Num estudo recentemente publicado na revista científica " Nature ", uma equipa internacional de investigadores identificou quatro novos genes que aumentam o risco de contrair cancro da mama, o que pode ajudar a prevenir a doença e indicar melhores tratamentos.

Neste estudo, foram analisados o DNA de cerca de 50.000 mulheres - metade das quais tinham cancro da mama.

Um dos peritos responsável pela investigação, Dr. Douglas Easton, da Universidade de Cambridge, afirmou que o método usado para a identificação destes quatro genes, possa conduzir à descoberta de muitos mais genes responsáveis pelo cancro da mama; explicou que quantos mais genes se descobrirem mais fácil será desenvolver testes que combinem variados genes, aumentando dessa forma a eficácia dos testes, dos diagnósticos e dos tratamentos para o cancro da mama.

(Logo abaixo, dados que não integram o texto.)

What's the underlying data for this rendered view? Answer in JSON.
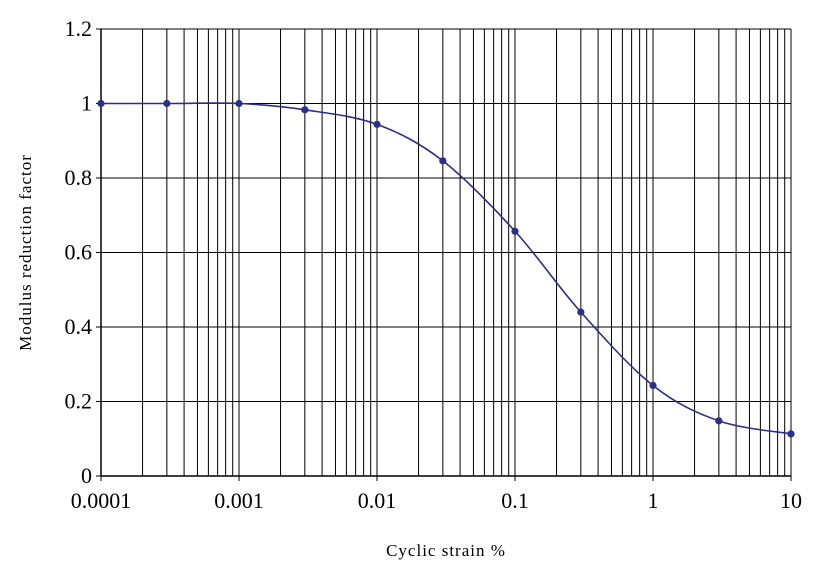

Com esta investigação, os cientistas que podem ajudar a identificar as mulheres mais susceptíveis de desenvolver esta doença, pois os genes alterados podem ser transmitidos aos descendentes.

Os quatro genes identificados (FGFR2, TNRC9, MAP3K1 e LSP1) são responsáveis por quatro por cento dos cancros da mama.

Os genes - BRCA 1 e BRCA 2 - foram os últimos ( década de 90 ) a ser identificados com responsabilidade na transmissão hereditária da doença.

Em Portugal cerca de 5 a 10 % dos cancros de mama são hereditários.